Lassay devina ses pensées :
— Je pense qu’il a opéré dans une épave de cuirassé qui se trouve sur une plage…
— Le Narval ?
— Je ne connais pas le nom.
— Admettons qu’il soit tombé sur Wissa et qu’il ait réussi à le traîner dans l’épave, ou qu’il l’ait surpris déjà sur place. Pourquoi ensuite prendre le risque d’embarquer le corps sur l’île de Sirling alors qu’il était lui-même en cavale ?
— Ce n’est pas lui qui l’a transporté mais Plug et moi. Quand on s’est aperçus qu’il avait disparu, nous sommes partis à sa recherche. Nous n’avons trouvé que le cadavre et j’ai aussitôt décidé de le planquer. J’espérais qu’on le découvrirait le plus tard possible. Entre-temps, je comptais remettre la main sur Pharabot.
— Ensuite, que s’est-il passé ?
— On l’a cherché dans toute la zone. On a finalement laissé tomber. J’avais l’espoir qu’il reviendrait de lui-même.
— Pourquoi ?
— À cause des neuromédiateurs. J’ignorais les conséquences exactes d’un arrêt brutal du traitement mais Pharabot allait souffrir du manque.
La météo avait définitivement sombré comme une lourde épave. La mer roulait ses rancœurs. Les blocs d’eau sombre éclataient sur la roche et retombaient en fouets d’écume entre les dents de pierre.
— Les gendarmes sont venus demander si un de nos patients s’était enfui. J’ai répondu par la négative et je n’ai plus jamais vu un uniforme. N’oubliez pas que Pharabot était mort depuis 2009. Il a fallu que vous reveniez fouiner plus tard pour que je panique à nouveau…
— Comment Pharabot a-t-il pu disparaître ainsi des radars ?
— Grâce à Isabelle Barraire-Hussenot. Il n’aurait jamais pu organiser son évasion sans une complicité extérieure. Je n’ai pas les détails mais elle a dû le récupérer quelque part. Peut-être même a-t-elle participé au crime : elle était vraiment…
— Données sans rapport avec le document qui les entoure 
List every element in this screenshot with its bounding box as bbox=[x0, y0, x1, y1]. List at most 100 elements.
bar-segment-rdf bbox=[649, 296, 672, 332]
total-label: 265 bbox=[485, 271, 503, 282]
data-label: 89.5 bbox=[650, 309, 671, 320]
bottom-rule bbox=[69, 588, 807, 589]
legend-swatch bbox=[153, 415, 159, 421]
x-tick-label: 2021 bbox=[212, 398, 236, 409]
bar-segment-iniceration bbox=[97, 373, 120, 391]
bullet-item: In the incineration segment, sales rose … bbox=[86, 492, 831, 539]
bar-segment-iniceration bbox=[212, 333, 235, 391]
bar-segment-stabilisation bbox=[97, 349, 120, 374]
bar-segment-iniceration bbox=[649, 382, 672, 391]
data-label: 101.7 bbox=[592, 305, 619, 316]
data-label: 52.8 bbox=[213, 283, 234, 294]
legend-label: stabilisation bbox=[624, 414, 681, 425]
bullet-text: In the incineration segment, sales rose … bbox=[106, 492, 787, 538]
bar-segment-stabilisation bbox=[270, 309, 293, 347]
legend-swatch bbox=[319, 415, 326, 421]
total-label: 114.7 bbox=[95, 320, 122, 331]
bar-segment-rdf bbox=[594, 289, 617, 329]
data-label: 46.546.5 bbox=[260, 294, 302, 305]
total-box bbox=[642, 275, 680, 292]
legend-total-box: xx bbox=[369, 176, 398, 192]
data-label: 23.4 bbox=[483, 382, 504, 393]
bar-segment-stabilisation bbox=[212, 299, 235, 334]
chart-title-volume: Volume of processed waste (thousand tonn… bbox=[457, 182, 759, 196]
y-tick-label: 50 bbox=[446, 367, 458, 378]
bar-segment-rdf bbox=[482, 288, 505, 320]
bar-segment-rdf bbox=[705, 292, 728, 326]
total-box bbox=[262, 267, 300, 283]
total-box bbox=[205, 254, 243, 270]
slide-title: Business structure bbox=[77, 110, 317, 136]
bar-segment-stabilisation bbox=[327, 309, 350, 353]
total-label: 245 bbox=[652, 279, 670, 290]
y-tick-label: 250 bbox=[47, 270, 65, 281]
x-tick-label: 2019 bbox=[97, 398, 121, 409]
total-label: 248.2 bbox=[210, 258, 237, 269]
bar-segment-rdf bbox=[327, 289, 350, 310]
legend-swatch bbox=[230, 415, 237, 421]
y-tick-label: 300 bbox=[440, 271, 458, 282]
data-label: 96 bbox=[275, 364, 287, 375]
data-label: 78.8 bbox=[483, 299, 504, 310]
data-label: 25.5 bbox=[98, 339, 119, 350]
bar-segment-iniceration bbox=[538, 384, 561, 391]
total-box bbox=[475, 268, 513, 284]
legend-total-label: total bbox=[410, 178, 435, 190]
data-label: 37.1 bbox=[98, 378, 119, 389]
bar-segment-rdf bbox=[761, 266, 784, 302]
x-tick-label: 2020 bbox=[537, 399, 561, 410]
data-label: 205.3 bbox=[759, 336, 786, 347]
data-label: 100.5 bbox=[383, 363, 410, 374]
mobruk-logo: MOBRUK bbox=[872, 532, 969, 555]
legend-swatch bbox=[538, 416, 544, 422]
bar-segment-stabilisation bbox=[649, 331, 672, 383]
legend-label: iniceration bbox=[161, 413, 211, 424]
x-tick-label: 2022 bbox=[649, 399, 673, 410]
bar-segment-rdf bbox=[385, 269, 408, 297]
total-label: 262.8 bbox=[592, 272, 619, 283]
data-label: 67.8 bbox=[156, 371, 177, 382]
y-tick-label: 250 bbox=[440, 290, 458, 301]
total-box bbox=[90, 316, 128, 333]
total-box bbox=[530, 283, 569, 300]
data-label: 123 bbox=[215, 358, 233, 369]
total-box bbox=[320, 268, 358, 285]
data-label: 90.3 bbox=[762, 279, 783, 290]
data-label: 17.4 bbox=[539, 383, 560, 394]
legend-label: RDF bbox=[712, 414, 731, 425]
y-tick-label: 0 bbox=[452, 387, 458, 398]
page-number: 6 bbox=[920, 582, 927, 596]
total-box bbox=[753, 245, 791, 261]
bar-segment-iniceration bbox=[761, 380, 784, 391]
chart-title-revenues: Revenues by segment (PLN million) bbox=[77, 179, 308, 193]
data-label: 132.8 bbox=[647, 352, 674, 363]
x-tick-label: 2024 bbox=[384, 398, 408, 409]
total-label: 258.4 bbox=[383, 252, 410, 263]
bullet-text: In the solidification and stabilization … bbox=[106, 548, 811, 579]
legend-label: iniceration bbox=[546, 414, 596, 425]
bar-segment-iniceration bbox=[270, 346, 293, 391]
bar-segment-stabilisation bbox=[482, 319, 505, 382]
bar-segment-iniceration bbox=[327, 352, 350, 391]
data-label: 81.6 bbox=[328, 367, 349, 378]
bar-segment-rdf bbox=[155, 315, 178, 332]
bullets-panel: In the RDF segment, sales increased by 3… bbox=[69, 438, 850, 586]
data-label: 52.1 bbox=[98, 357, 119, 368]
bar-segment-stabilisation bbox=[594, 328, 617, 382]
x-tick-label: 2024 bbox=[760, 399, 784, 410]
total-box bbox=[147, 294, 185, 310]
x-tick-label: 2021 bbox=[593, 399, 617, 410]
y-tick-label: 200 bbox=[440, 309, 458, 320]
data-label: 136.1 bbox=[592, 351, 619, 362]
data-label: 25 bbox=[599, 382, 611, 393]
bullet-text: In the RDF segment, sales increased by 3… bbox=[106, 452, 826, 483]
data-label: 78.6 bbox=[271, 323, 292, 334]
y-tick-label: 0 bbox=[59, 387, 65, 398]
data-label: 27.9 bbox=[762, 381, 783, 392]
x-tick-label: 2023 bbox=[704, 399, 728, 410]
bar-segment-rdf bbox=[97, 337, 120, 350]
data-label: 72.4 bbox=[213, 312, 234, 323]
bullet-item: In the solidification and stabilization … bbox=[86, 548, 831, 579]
Katz-Barraire préparant le terrain, récupérant Pharabot dans la lande, organisant les meurtres d’Anne Simoni, Ludovic Pernaud, celui de Gaëlle — dont elle avait réchappé mais qui avait fait d’autres victimes… Les rouages du scénario se grippèrent encore : pourquoi Pharabot s’était-il arrêté en si bon chemin ? Après l’agression de Sainte-Anne, les assassinats avaient cessé. Cette période de paix avait confirmé la culpabilité de Kripo.
Erwan interrogea Lassay sur ce point précis.
— La réponse est simple : c’est le moment où Pharabot a repris son traitement. Les récepteurs neuronaux se sont enfin bloqués. Son agressivité s’est régulée.
— Comment a-t-il pu se procurer ses médocs ?
— Fin septembre, Isabelle Barraire est venue me voir. Pharabot était incontrôlable. Pour moi, le choc a été double. J’étais sidéré de la voir débarquer dans cette histoire. Par ailleurs, la personne que j’ai vue arriver n’était plus celle que j’avais connue mais un homme. Isabelle avait compris toute l’histoire : mes expériences, le Pharmakon, ses effets désastreux. Elle voulait des sédatifs et les analogues du traitement.
— Vous n’avez pas demandé à le voir ?
— Isabelle n’a rien voulu entendre.
— Vous lui avez donné les médocs ?
— Pas le choix. Il fallait maîtriser Pharabot et elle menaçait de tout balancer aux flics ainsi qu’aux médias. Elle a disparu avec la posologie et n’est plus jamais réapparue.
Ils atteignirent enfin la pinède. Aiguilles vertes, écorce grise, sable rouge : tout prenait un caractère abstrait, indéchiffrable, comme lorsqu’on s’approche trop près d’un tableau.
— Quand Audrey a surpris Pharabot dans la baraque de Louveciennes, reprit Erwan, il n’avait pas l’air vraiment calme. Vos pilules n’ont jamais apaisé qui que ce soit.
Lassay eut un geste exaspéré.
— Isabelle était morte depuis deux jours. Pharabot ne savait pas exactement quoi prendre ni dans quel ordre. Sans moi ni Isabelle, il ne pouvait être soigné.